Usual management of the disease consists of surgical relief of the ureteral obstruction, followed by corticosteroids for the prevention of recurrence.17,18 Five of the previously-reported cases used a modest dose (20 - 30 mg) of prednisolone for treatment, which resulted in optimistic results in terms of retroperitoneal fibrosis and goiter size. Moulik et al. made a report on steroid responsiveness in a case of Riedel's thyroiditis and IRPF.19 They used a modest dose of prednisolone (30 mg daily) and stopped it after 8 - 10 months, observing a decrease in the patients' thyroglobulin antibodies and thyroid peroxidase antibodies.
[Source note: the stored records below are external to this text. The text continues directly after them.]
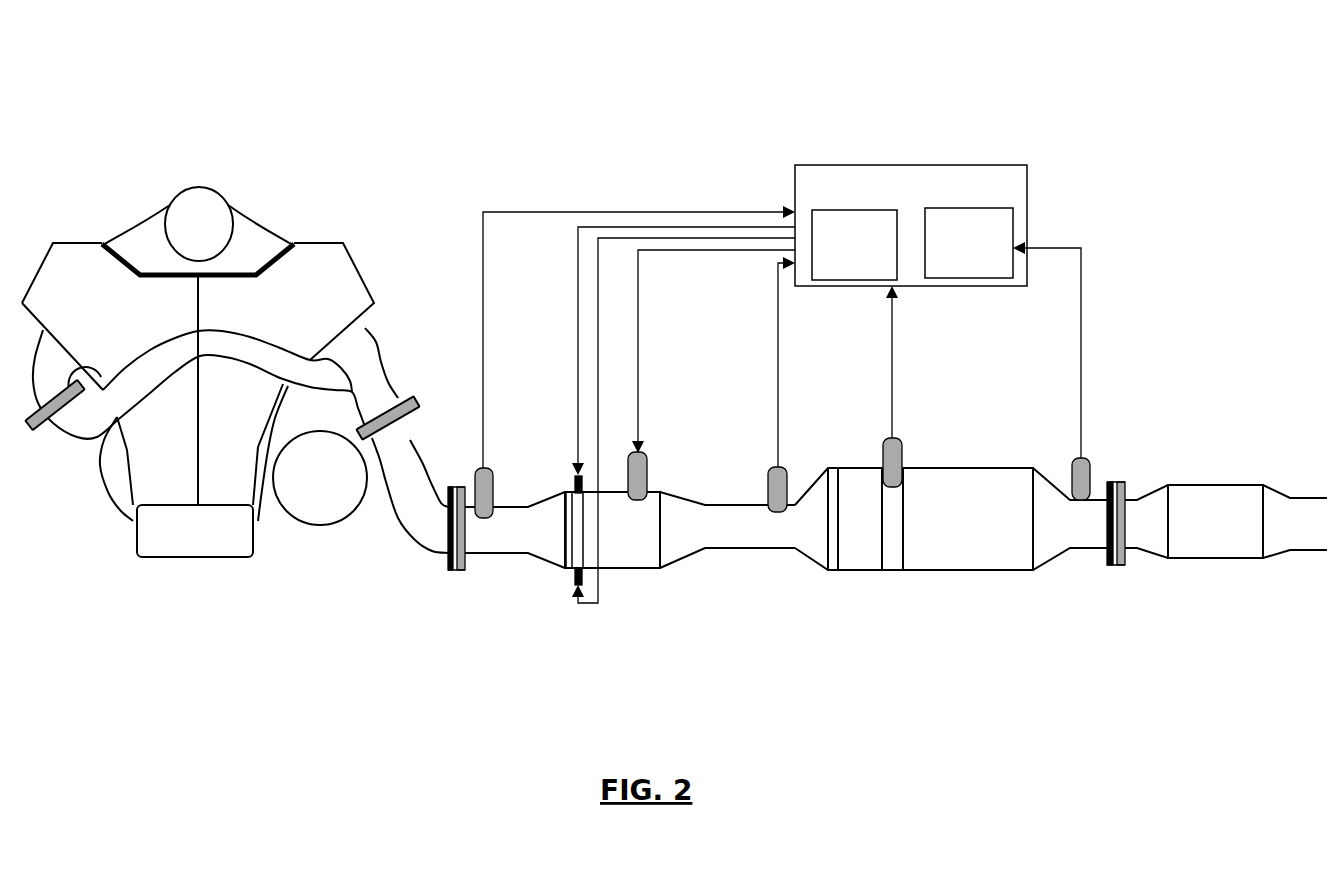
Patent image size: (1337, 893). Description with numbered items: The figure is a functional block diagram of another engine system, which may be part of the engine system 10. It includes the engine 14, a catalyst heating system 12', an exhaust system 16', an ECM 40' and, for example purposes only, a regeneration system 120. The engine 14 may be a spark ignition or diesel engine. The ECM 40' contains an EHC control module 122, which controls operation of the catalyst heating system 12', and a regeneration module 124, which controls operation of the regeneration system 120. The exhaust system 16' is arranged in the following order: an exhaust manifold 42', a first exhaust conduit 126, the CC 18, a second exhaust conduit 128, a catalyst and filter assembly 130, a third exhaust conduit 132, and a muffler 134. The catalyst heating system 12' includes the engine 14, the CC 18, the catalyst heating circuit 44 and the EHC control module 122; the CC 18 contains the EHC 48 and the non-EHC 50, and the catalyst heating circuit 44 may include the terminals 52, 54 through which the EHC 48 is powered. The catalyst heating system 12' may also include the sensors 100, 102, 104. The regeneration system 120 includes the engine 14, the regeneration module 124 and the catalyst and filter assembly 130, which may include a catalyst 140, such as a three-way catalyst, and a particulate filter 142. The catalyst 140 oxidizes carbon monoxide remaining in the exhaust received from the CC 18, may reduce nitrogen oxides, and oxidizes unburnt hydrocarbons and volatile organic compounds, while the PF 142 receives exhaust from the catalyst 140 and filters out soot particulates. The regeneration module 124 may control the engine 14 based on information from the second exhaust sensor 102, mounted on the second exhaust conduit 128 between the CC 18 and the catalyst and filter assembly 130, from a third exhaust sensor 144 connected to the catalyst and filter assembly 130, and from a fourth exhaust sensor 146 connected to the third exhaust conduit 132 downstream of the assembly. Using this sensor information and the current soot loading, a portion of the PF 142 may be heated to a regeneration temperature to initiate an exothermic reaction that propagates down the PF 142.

The engine system 10 is at (106, 110).
The catalyst heating system 12' is at (1044, 123).
The engine 14 is at (80, 243).
The exhaust system 16' is at (396, 666).
The catalytic converter (CC) 18 is at (612, 569).
The engine control module (ECM) 40' is at (911, 200).
The exhaust manifold 42' is at (236, 414).
The catalyst heating circuit 44 is at (512, 186).
The electrically heated catalyst (EHC) 48 is at (572, 530).
The non-EHC 50 is at (628, 548).
The terminal 52 is at (576, 474).
The terminal 54 is at (577, 585).
The first exhaust sensor 100 is at (478, 469).
The second flow, pressure and/or temperature exhaust sensor 102 is at (770, 469).
The exhaust sensor 104 is at (646, 452).
The regeneration system 120 is at (908, 602).
The EHC control module 122 is at (848, 208).
The regeneration module 124 is at (964, 208).
The first exhaust conduit 126 is at (483, 553).
The second exhaust conduit 128 is at (738, 549).
The catalyst and filter assembly 130 is at (967, 466).
The third exhaust conduit 132 is at (1085, 548).
The muffler 134 is at (1215, 485).
The catalyst 140 is at (833, 538).
The particulate filter (PF) 142 is at (995, 552).
The third flow, pressure and/or temperature exhaust sensor 144 is at (884, 460).
The fourth flow, pressure and/or temperature exhaust sensor 146 is at (1073, 463).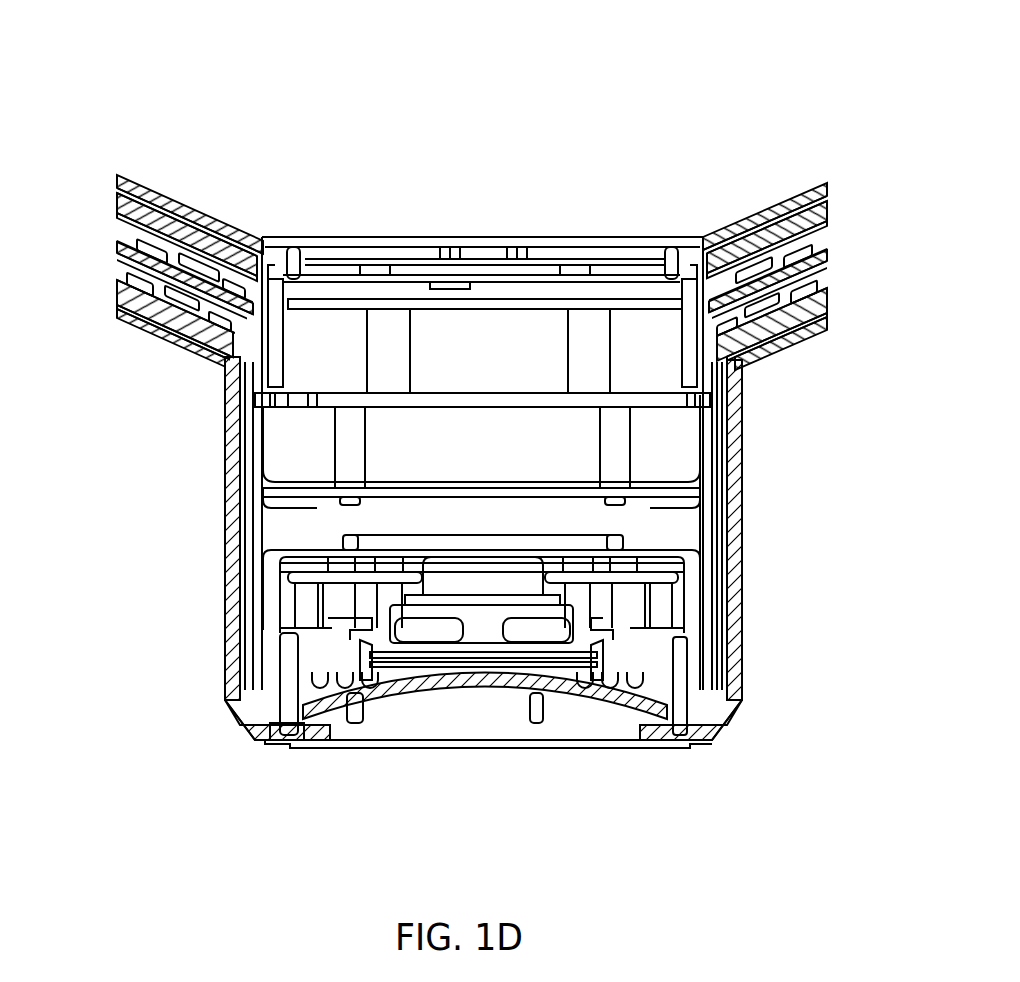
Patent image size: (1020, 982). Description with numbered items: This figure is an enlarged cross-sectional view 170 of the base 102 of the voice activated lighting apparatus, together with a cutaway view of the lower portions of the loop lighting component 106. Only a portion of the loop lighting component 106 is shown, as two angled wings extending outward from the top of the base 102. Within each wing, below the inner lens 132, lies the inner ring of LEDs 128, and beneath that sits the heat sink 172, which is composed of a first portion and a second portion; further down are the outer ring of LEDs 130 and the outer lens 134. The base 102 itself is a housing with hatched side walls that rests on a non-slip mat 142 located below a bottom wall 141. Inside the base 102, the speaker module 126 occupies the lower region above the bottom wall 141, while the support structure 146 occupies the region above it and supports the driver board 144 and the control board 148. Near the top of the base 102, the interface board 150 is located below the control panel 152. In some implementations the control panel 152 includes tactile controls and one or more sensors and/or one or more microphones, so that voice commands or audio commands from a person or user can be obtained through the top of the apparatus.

In our case, 72 mg/day of deflazacort was initially prescribed and the dose was then decreased to 6 mg/day. Unlike previous cases which maintained 75 - 150 mcg levothyoxine continuously, we stopped levothyroxine once hypothyroidism was well controlled with deflazacort. We also observed near-disappearance of the retroperitoneal mass after steroid treatment. Since the diseases developed concurrently and both showed a positive response to steroid therapy, our case may suggest an etiologic association between the two diseases and autoimmune pathogenesis of IRPF. Recently, as mentioned above, Kimisawa et al. proposed the existence of a new entity, "IgG4-related sclerosing disease", incorporating sclerosing pancreatitis, cholangitis, and retroperitoneal fibrosis.7 This entity is characterized by extensive IgG4-positive plasma cell and T-lymphocyte infiltration of various organs. It seems that our case could be described as retroperitoneal lesions of IgG4-related systemic disease. Unfortunately, we could not confirm this possibility because testing of serum IgG4 or staining of IgG4 in tissue was not available at our hospital.
In conclusion, we have reported an unusual case of autoimmune thyroiditis with IRPF which showed good response to steroid treatment. It is important for the physician to recognize the presence of autoimmune thyroiditis in the presence of IRPF and initiate steroid therapy for resolution of both diseases prior to surgery.